Furthermore, saying that we are in the middle of the season leading up to the 130th Anniversary of Oyasama, he asked those concerned with the hospital to exert their efforts to make Ikoi-no-Ie Hospital an indispensable place where people who are beset by illness and return to the Home of the Parent can feel a sense of security and joy at being at their original home, thereby regaining health in body and mind and discovering the hope to live the Joyous Life.

Before concluding his address, he said: “Ikoi-no-Ie Hospital is not merely a well-equipped medical facility that provides advanced medical care. Let all of us join our efforts to realize its ideal and draw closer to the mind of Oyasama, who is working to hasten world salvation.”

In response to the Shinbashira’s address, Tenri Yorozu-sodansho Foundation Executive Director Ichiro Yokoyama expressed his gratitude to the Shinbashira on behalf of the participants. A reception was then held at the assembly hall on the fifth floor of the Outpatient Center.

Ikoi-no-Ie Inpatient Center
The newly constructed Inpatient Center consists of the east and west wings, both of which are located to the north of the Outpatient Center, which was opened in 2006. The construction was proposed due to the concern that the former Inpatient Center in West Right Wings 2 and 3 of the Oyasato-yakata building-complex was both aging after 47 years of use and crowded because of a rapid increase in the number of inpatients.

The new Impatient Center is built of reinforced concrete (partly steel). The west wing has 10 stories above ground and one below, whereas the east wing has five stories above ground. The building occupies 11,014 square meters (118,600 ft2), and its total floor space is 36,145 square meters (389,100 ft2). It is a 512-bed facility that includes 111 private bedrooms as well as double and quad bedrooms, all of which are arranged facing an atrium that helps to fill the bedrooms with natural light.
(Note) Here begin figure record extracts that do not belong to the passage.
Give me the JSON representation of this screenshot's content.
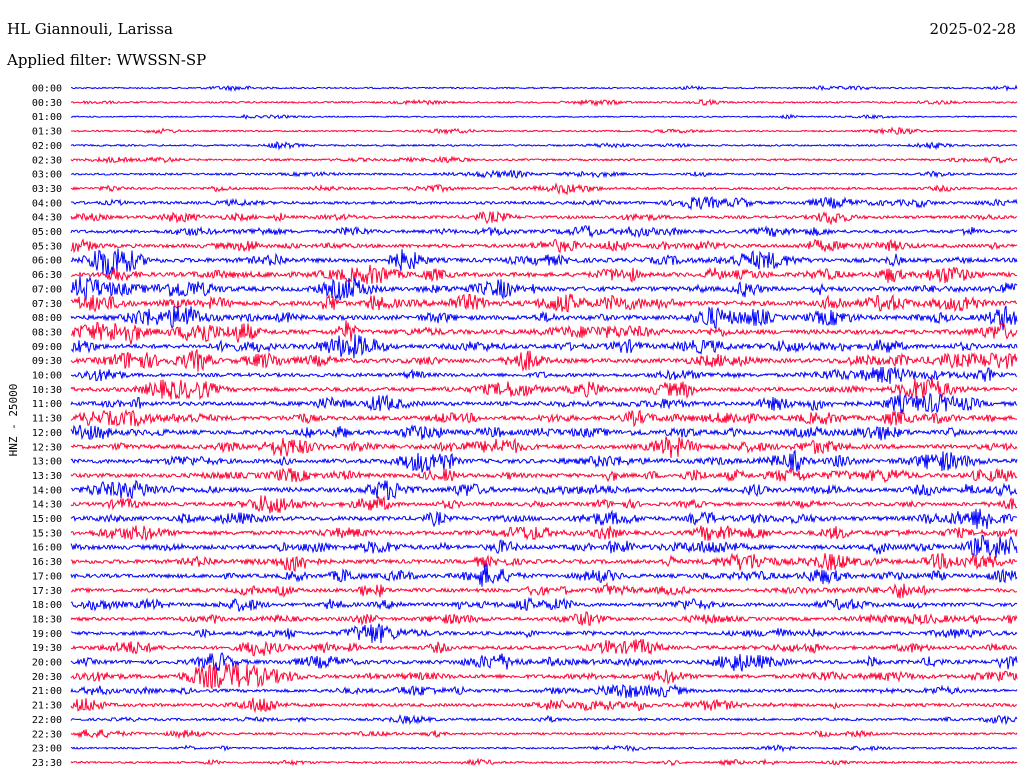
{
  "header": {
    "station": "HL Giannouli, Larissa",
    "date": "2025-02-28",
    "filter": "Applied filter: WWSSN-SP"
  },
  "chart_data": {
    "type": "line",
    "title": "HL Giannouli, Larissa",
    "ylabel": "HNZ - 25000",
    "colors": {
      "even_hour": "#0000ff",
      "odd_half_hour": "#ff0033"
    },
    "time_labels": [
      "00:00",
      "00:30",
      "01:00",
      "01:30",
      "02:00",
      "02:30",
      "03:00",
      "03:30",
      "04:00",
      "04:30",
      "05:00",
      "05:30",
      "06:00",
      "06:30",
      "07:00",
      "07:30",
      "08:00",
      "08:30",
      "09:00",
      "09:30",
      "10:00",
      "10:30",
      "11:00",
      "11:30",
      "12:00",
      "12:30",
      "13:00",
      "13:30",
      "14:00",
      "14:30",
      "15:00",
      "15:30",
      "16:00",
      "16:30",
      "17:00",
      "17:30",
      "18:00",
      "18:30",
      "19:00",
      "19:30",
      "20:00",
      "20:30",
      "21:00",
      "21:30",
      "22:00",
      "22:30",
      "23:00",
      "23:30"
    ],
    "activity_level": [
      0.15,
      0.2,
      0.1,
      0.15,
      0.2,
      0.25,
      0.25,
      0.35,
      0.45,
      0.45,
      0.5,
      0.6,
      0.75,
      0.75,
      0.8,
      0.85,
      0.8,
      0.8,
      0.75,
      0.75,
      0.6,
      0.7,
      0.7,
      0.7,
      0.75,
      0.75,
      0.75,
      0.7,
      0.8,
      0.6,
      0.75,
      0.7,
      0.75,
      0.7,
      0.65,
      0.65,
      0.6,
      0.55,
      0.6,
      0.6,
      0.65,
      0.65,
      0.5,
      0.5,
      0.35,
      0.3,
      0.2,
      0.25
    ]
  }
}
The entrance is on the east side of the first floor of the east wing, which has a connecting bridge on the fourth floor to access the Outpatient Center.

The west wing houses a 15-bed emergency room on the first floor and 10 operating rooms on the second floor, all of which are designed to maximize space to serve their purposes. One of the operating rooms is a hybrid operating room equipped with a high-end fluoroscopy system. There are a total of 10 elevators in the building including the ones for carrying a stretcher and for emergency use.

The original Inpatient Center with 815 beds is to be partly renovated and continues to be used as an approximately 300-bed facility that includes a palliative care unit as well as the hospital’s administrative office.